Buy to Let – Market Review March 2019

  • Author: Lime Property
  • Date Posted: 07th March 2019

Welcome to the inaugural quarterly Buy to Let Mortgage Market Update.

To begin with the good news is that the buy to let mortgage market has never been more competitive with over 2000 mortgage deals available from dozens of lenders with the familiar high street banks being joined by new niche and specialist lenders. Interest rates start from under 1.50% and loan to values have been steadily increasing with a good selection of deals available with a 20% deposit and even a small selection with just 15% required. Many lenders are also offering free valuations and cashback incentives together with free legal services for re-mortgaging.

This ultra-competitive market has been driven by a response to the Prudential Regulation Authority’s increased regulation of Portfolio Landlords in 2017 which was itself a response to HMRC’s changes to the taxation of rental income. The new rules impacted any investor with 4 or more properties and meant increased stress testing and more documentation required including business plans and portfolio spreadsheets etc. However, the lenders still have an appetite for buy to let and have had to make their products more and more attractive to try and maintain lending levels.

In addition to the competitive interest rates available, lending criteria has been relaxed slightly with less onerous rental income calculations and a wider acceptance of larger portfolios compared to the early days of the new PRA rules.
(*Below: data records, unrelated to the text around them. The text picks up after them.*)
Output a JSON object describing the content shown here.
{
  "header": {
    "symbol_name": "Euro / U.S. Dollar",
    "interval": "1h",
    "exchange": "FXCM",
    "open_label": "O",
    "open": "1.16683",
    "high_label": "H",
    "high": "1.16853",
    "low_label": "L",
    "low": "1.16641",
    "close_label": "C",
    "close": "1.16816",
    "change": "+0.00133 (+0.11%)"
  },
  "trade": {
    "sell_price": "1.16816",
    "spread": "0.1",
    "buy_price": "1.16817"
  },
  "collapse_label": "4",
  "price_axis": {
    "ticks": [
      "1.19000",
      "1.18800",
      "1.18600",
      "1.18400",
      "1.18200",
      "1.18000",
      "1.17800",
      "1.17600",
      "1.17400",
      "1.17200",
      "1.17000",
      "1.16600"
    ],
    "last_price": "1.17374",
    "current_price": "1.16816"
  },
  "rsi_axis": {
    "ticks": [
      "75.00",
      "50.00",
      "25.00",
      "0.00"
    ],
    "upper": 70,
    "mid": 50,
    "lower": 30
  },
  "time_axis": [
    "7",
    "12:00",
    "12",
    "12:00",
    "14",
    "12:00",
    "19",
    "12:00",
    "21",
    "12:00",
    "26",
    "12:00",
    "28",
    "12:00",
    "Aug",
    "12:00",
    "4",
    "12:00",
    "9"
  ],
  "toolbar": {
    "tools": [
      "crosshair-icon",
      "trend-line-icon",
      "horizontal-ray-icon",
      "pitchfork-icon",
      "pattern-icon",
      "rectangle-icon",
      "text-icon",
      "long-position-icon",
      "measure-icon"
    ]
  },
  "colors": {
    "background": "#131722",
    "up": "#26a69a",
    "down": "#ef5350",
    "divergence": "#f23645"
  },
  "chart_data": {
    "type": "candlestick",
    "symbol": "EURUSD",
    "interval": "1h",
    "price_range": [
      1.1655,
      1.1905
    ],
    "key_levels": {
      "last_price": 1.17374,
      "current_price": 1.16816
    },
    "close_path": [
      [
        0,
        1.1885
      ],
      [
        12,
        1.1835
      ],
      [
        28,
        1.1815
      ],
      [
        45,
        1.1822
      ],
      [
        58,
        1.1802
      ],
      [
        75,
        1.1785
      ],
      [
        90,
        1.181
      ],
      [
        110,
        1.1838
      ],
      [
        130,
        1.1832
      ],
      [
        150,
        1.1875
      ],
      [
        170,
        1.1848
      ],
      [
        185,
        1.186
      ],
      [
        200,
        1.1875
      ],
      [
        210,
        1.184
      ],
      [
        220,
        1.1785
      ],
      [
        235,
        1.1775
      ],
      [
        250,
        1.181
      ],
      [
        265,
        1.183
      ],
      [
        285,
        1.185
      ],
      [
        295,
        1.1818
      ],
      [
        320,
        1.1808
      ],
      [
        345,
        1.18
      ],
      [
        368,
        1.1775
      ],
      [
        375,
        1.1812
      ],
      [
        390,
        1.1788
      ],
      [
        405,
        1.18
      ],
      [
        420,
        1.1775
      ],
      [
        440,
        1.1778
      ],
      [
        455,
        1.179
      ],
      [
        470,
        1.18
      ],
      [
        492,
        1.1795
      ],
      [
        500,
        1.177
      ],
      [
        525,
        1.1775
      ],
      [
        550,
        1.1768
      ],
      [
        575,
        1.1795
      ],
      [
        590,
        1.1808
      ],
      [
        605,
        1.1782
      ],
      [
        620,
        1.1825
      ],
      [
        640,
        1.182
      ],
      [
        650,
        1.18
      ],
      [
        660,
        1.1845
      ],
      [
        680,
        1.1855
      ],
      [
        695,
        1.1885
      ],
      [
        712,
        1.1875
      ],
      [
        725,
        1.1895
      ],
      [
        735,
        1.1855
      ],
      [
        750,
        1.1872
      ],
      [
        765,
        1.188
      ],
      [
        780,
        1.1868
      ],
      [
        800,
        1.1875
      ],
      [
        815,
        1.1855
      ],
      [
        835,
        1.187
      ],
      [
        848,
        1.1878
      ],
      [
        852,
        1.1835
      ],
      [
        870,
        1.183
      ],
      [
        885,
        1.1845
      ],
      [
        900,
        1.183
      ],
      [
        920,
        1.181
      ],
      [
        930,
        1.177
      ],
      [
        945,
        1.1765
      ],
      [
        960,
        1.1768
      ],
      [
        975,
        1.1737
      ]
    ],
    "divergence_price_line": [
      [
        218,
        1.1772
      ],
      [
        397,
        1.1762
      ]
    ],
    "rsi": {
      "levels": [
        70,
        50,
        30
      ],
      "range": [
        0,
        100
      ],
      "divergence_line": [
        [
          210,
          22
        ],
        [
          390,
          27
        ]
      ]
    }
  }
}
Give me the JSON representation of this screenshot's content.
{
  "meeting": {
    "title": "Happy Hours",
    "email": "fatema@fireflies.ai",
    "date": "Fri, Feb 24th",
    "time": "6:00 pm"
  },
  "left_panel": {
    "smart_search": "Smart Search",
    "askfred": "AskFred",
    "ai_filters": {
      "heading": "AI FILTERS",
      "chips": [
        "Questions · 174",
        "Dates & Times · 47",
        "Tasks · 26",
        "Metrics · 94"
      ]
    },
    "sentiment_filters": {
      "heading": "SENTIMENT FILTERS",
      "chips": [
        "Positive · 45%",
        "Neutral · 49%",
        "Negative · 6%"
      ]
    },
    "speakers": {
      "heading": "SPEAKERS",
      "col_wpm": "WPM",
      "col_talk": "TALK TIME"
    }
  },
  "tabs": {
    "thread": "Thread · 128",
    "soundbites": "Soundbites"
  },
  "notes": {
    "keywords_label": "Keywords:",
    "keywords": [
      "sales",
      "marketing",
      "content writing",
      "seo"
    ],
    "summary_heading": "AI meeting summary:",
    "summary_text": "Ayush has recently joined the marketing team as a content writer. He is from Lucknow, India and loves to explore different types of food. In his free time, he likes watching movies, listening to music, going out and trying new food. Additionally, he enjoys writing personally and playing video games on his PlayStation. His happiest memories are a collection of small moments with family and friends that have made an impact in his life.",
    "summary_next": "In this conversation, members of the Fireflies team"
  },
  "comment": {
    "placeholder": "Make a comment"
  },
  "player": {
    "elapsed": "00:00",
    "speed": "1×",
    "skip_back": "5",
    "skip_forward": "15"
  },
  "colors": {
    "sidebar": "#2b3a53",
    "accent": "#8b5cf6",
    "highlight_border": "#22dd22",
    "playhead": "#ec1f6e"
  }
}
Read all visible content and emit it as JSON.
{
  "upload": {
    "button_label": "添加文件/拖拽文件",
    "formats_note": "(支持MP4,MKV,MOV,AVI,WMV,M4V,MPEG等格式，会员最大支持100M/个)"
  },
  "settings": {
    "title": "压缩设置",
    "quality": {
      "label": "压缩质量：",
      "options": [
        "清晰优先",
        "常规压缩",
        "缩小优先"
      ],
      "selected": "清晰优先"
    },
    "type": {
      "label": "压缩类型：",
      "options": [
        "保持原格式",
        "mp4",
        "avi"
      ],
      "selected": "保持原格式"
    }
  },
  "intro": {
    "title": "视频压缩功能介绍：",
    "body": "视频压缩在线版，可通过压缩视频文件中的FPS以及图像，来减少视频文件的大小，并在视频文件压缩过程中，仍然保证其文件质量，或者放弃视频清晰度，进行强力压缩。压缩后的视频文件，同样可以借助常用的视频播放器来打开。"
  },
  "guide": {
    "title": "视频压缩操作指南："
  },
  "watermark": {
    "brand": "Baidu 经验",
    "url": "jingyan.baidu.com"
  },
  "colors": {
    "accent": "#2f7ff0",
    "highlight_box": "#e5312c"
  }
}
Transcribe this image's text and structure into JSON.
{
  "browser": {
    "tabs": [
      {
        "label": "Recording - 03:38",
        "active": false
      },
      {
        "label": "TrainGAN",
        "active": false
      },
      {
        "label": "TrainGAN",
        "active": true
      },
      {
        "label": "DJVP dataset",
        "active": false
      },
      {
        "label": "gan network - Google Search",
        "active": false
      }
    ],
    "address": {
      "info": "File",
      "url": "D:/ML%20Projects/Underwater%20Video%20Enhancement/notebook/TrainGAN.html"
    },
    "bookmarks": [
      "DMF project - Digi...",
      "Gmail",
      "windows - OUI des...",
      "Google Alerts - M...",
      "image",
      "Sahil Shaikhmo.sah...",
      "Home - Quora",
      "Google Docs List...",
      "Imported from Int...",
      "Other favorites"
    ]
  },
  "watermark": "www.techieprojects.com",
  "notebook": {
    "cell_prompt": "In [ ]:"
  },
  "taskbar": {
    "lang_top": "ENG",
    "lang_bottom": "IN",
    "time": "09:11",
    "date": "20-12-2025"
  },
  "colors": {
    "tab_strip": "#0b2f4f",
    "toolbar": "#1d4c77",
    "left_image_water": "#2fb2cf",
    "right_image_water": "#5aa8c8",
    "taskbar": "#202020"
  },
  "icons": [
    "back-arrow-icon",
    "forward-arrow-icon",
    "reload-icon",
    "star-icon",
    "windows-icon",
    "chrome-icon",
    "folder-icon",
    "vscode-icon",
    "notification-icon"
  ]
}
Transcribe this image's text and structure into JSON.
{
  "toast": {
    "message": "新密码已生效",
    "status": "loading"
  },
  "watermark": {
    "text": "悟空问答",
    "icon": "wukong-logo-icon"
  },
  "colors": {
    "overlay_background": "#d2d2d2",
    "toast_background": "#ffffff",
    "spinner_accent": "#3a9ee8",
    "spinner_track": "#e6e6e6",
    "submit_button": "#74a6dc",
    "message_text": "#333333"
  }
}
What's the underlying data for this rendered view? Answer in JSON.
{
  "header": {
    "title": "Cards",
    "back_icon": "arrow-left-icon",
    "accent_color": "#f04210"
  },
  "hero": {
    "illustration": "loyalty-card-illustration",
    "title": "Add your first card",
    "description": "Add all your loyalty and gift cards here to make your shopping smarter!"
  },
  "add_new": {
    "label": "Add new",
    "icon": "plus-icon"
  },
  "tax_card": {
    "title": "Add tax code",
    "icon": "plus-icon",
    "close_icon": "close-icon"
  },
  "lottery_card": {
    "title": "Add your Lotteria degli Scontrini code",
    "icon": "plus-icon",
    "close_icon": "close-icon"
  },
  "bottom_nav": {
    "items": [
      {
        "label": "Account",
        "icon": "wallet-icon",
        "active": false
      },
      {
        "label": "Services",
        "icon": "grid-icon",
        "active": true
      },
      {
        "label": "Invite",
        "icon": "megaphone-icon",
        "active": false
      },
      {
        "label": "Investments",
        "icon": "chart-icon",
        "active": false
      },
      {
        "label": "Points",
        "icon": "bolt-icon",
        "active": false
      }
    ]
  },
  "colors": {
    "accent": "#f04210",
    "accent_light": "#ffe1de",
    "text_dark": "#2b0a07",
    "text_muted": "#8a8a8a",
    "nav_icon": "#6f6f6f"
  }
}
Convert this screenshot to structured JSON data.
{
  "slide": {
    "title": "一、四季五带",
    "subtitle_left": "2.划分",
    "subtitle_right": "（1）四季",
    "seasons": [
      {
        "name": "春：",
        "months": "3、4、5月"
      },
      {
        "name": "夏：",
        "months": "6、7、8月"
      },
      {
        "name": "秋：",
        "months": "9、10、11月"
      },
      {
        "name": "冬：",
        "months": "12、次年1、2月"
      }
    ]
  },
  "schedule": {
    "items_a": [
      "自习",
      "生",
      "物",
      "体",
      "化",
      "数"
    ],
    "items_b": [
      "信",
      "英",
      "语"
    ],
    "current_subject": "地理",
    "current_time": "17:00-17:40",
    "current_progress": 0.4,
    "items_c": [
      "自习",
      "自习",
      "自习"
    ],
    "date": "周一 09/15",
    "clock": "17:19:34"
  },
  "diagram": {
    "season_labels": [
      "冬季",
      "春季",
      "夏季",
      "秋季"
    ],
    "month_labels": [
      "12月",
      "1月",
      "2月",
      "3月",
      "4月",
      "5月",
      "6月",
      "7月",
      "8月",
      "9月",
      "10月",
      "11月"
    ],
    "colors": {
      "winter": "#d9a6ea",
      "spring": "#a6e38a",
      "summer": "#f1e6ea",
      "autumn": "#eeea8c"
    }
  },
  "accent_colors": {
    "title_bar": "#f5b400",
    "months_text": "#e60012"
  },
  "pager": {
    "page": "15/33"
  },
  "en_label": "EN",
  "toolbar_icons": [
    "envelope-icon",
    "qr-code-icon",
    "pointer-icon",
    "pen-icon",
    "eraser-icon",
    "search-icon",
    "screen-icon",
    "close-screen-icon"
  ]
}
It is also pleasing to see many more products available for Ltd Company applications and HMO properties.

On the downside the new taxation rules will now be feeding through to landlords who will begin to feel the negative effects of bigger tax bills and we also have the ongoing uncertainty around Brexit which may or may not happen on the 29th March with as yet unknown effects on the UK property market and interest rates which could be poised to go either way. Hopefully by the time of the next quarterly update the future will be clearer.